Ünal, "Parti politikası haline gelmiş ve deklare edilmiş bir konuda milletvekili, kendi parti kurullarının mekanizmalarını kullanarak içeride her şeyi söyleyebilir. Burada sorun medya üzerinde konuşmaktır" diye konuştu.

Ünal, parti olarak istişareye kapalı olmadıklarını, milletvekillerinin düşüncelerini ifade etmesi için her türlü zeminin bulunduğuna işaret ederek, milletvekilleri, il başkanları, belediye başkanlarını düşüncelerini rahatça ifade edecekleri platformlar olduğunu, o platformlarda ortak karar alındıktan sonra içeride alınan karara uyulmasını beklendiğini söyledi.

Ünal, bir düzenleme yapılacağı zaman ilgili bakanın grubun basına kapalı bölümünde bilgi verdiğini hatırlatarak, "Nabi Avcı yarın Gruba dershanelerle ilgili bilgilendirme yapabilir. Konu gündeme geleceği için değil, fazlasıyla konuşulduğu için böyle bir açıklama yapabilir" dedi.

-Bütçe görüşmeleri-

Öte yandan Ünal, 10-20 Aralık tarihleri arasında görüşülmesi planlanan 2014 yılı bütçesi üzerinde CHP ile henüz uzlaşma sağlanmadığını belirterek, geçmiş yıllarda olduğu gibi her gün iki bakanlık bütçesinin ele alınmasını planladıklarını söyledi.

Ünal, CHP'nin tavrıyla ilgili olarak, şunları söyledi:

"CHP, anti siyaset yapıyor; siyaset kurumunun teamüllerine uymayan ve meşruiyetini tartışmalı hale getiren bir takım hamleler yapıyor. Bu çerçevede tüm kurumları gayrimeşru ilan ediyor. Yargı, ordu, YSK, Anayasa Mahkemesi, Sayıştay gayrimeşrudur. Bunun oluşturacağı zarar, Türkiye'nin bütünlüğü açısından ciddi sorun oluşturuyor. CHP, tutuklu vekillerin Meclis'e gelmeyeceğini bal gibi biliyordu. CHP Genel Başkanı Kemal Kılıçdaroğlu, bu konuyla ilgili soru sorulduğunda 'yargı kararlarına saygı duyarız' dedi.

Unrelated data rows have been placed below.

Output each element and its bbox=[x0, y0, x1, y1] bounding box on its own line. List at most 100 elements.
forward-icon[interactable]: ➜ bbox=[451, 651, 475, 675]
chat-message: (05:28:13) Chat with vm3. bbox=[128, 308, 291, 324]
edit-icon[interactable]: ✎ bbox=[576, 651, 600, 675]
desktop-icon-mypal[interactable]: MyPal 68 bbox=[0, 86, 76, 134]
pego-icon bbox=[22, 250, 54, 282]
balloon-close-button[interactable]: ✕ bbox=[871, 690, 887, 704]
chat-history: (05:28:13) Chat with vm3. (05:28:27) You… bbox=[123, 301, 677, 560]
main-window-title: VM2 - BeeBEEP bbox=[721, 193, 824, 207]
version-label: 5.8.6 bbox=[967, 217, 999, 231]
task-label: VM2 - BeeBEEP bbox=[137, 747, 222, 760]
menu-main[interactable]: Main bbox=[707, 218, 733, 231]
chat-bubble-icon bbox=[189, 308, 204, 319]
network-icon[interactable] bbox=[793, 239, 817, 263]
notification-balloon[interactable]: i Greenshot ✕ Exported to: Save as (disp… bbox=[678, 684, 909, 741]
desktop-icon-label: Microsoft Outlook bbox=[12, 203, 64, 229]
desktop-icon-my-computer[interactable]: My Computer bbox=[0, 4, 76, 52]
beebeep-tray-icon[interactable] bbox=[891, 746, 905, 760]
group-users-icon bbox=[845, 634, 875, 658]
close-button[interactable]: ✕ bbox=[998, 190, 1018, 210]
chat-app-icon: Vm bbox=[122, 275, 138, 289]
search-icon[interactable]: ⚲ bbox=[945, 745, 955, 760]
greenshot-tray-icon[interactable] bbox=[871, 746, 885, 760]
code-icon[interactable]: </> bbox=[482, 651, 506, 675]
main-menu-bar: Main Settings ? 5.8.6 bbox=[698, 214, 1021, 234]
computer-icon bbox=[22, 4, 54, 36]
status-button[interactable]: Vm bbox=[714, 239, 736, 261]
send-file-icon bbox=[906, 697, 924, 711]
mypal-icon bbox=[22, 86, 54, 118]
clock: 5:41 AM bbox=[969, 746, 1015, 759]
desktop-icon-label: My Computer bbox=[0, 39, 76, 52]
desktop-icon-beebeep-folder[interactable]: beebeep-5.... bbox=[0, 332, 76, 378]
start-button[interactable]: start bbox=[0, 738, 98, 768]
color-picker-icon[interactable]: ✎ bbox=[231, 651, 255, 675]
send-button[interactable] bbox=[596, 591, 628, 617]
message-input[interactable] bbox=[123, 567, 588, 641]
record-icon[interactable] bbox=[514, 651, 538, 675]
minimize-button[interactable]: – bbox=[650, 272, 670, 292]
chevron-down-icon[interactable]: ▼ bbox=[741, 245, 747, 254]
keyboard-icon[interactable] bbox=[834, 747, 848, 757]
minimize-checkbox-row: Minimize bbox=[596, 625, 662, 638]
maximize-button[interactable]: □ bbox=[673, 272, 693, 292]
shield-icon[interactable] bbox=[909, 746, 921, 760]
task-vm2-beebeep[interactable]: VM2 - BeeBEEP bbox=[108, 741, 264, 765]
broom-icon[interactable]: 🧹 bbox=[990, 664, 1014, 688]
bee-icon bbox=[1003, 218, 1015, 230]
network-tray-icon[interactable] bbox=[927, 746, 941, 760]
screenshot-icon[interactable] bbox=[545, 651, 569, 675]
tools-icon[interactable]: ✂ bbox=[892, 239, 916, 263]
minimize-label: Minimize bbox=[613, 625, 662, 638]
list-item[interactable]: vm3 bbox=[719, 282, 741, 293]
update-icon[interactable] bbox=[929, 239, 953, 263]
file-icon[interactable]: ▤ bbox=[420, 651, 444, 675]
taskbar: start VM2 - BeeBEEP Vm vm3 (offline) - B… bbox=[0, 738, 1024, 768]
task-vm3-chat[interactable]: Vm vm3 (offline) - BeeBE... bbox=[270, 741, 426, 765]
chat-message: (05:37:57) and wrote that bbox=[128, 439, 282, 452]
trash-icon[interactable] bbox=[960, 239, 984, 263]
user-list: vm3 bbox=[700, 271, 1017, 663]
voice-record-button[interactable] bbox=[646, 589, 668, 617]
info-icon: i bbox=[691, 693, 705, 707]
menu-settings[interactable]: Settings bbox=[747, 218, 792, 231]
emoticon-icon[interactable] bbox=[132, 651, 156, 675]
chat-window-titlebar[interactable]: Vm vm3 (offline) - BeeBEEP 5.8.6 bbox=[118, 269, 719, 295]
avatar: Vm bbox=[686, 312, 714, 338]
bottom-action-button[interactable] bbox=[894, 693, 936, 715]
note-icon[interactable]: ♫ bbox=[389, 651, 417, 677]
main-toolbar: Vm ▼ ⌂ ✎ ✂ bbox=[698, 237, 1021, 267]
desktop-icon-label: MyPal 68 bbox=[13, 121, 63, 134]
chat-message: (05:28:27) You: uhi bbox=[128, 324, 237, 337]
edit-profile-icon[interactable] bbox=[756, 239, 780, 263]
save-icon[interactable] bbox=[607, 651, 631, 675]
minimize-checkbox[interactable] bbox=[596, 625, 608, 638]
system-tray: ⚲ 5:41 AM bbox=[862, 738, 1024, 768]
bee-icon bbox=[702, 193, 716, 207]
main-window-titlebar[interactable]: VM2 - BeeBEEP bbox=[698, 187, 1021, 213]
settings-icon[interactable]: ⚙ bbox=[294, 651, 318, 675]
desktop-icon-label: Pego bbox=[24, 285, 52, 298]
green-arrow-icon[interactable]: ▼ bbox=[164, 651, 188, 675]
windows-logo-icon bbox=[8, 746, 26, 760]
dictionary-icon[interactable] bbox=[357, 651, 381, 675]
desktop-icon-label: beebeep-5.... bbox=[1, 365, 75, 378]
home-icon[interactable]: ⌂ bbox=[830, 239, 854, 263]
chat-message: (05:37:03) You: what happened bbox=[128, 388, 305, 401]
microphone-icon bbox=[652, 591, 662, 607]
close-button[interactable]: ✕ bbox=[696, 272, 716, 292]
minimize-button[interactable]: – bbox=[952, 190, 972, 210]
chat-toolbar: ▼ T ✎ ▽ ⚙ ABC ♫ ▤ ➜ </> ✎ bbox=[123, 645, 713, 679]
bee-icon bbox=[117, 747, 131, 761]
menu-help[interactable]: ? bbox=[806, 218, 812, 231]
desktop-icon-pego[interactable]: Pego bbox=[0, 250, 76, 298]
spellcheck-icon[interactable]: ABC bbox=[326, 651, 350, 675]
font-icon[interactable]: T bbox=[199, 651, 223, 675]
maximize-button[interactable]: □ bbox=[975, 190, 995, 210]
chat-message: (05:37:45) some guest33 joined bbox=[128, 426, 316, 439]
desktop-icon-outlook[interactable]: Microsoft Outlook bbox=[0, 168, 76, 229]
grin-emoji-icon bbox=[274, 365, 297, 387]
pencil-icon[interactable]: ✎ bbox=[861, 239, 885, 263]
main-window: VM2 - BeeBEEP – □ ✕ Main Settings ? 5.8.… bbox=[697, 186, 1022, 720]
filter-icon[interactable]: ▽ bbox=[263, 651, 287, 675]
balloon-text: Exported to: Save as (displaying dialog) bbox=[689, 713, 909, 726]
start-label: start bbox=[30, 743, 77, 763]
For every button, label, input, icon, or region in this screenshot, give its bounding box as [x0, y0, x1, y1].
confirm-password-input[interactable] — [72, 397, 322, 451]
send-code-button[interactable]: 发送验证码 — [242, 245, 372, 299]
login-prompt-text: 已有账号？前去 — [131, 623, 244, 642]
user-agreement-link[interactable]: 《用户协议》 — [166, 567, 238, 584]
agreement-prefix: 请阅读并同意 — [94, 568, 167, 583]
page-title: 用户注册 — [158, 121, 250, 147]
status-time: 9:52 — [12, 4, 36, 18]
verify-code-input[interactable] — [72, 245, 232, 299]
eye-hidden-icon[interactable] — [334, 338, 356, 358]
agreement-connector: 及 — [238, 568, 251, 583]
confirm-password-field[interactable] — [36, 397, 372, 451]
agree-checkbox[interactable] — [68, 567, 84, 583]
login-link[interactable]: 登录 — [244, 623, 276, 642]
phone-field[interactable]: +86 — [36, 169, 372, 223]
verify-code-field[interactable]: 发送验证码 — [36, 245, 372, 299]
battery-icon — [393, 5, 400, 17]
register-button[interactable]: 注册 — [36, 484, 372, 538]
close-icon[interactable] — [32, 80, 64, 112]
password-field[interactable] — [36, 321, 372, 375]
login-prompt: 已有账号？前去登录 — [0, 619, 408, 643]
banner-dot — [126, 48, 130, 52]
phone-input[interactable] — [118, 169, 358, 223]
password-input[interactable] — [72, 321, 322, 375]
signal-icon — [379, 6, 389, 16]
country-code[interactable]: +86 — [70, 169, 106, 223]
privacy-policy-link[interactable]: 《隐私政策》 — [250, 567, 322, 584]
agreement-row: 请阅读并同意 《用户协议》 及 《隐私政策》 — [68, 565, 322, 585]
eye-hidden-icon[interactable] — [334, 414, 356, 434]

Ama tutuklu vekiller üzerinden aslında yapılmak istenen o kişilerin Meclis'e taşınması değil, Meclis'in meşruiyetini tartışmalı hale getirmekti. İşte yemin krizi, daha sonra kürsü işgali, şimdi bütçeyle ilgili yapılmak istenen şey bir meşruiyet krizi oluşturmak ve yönetilemez hale getirmek. Aslında CHP'nin büyük planı, oluşturacağı meşruiyet krizleri üzerinden yönetim sorunu çıkarmak, bunun üzerinden de iktidarı köşeye sıkıştırmaktır. Asıl hedefi bu...Bu alışkanlığı CHP, bütçe görüşmelerine de sürdürecek. 'Görüşmeleri nasıl engelleriz ve nasıl yürüyemez hale getiririz' mücadelesini verecek. Niye böyle yapıyor diye bunu tartışmanın anlamı yok."